The Western Cape has placed entrepreneurship high on the agenda of economic development. This year, the Department of Economic Development launched an SMME support platform, which is aimed at helping small businesses to become more digitally savvy. Anything, from support services, mentorships and access to funding institutions, is at the fingertips of entrepreneurs.
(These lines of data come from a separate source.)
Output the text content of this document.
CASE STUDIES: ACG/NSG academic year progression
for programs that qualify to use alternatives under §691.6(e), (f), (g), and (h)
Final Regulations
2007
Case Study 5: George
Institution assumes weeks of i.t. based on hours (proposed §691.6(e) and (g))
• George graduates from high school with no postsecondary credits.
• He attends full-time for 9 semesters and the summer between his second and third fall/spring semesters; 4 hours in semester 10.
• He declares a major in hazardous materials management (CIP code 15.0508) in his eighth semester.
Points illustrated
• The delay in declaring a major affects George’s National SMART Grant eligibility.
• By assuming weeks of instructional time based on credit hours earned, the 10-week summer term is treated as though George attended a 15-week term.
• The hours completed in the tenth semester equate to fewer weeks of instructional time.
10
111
Reducing red tape is a vital part of ensuring business ideas get off the ground.
Celebrating the successes of small business owners is also important, to inspire others to follow the same path.
The winners of the Western Cape Entrepreneurship Awards were crowned this week, with Oco Life, a holistic lifestyle business using traditional African herbs to create organic essential oils, walking away with the overall award and the award for the best women-owned business.
The new MEC of Economic Opportunities, Beverley Schafer, is picking up where Alan Winde left off, emphasising the need to recognise self-starters.
“We wanted to create a platform that recognises and supports our most inspiring, high-potential entrepreneurs, and at the same time raise awareness around entrepreneurship and contribute to a culture where entrepreneurship is understood and valued for the role it plays in our economy and our society.”
“Entrepreneurs and small businesses are the tools that are going to help us tackle unemployment in this country. But in order to contribute meaningfully towards job creation, businesses need to be able to grow and between government and the private sector, we need to create the kind of environment that encourages entrepreneurial activity and supports its growth.”
“We need to start thinking of and promoting entrepreneurship as a career choice rather than something people accidentally fall into or are forced to do,” she added.
Winners in five categories – women-owned, emerging, most innovative, social enterprise and township business – received cash as well as training and mentorship prizes, while all nine winners also received laptop computers. The top businesses in the Western Cape’s key industries of agri-processing, digital technology, tourism and creative, were also named.
Well done to all the winners! Hopefully, your achievements will inspire many more to follow.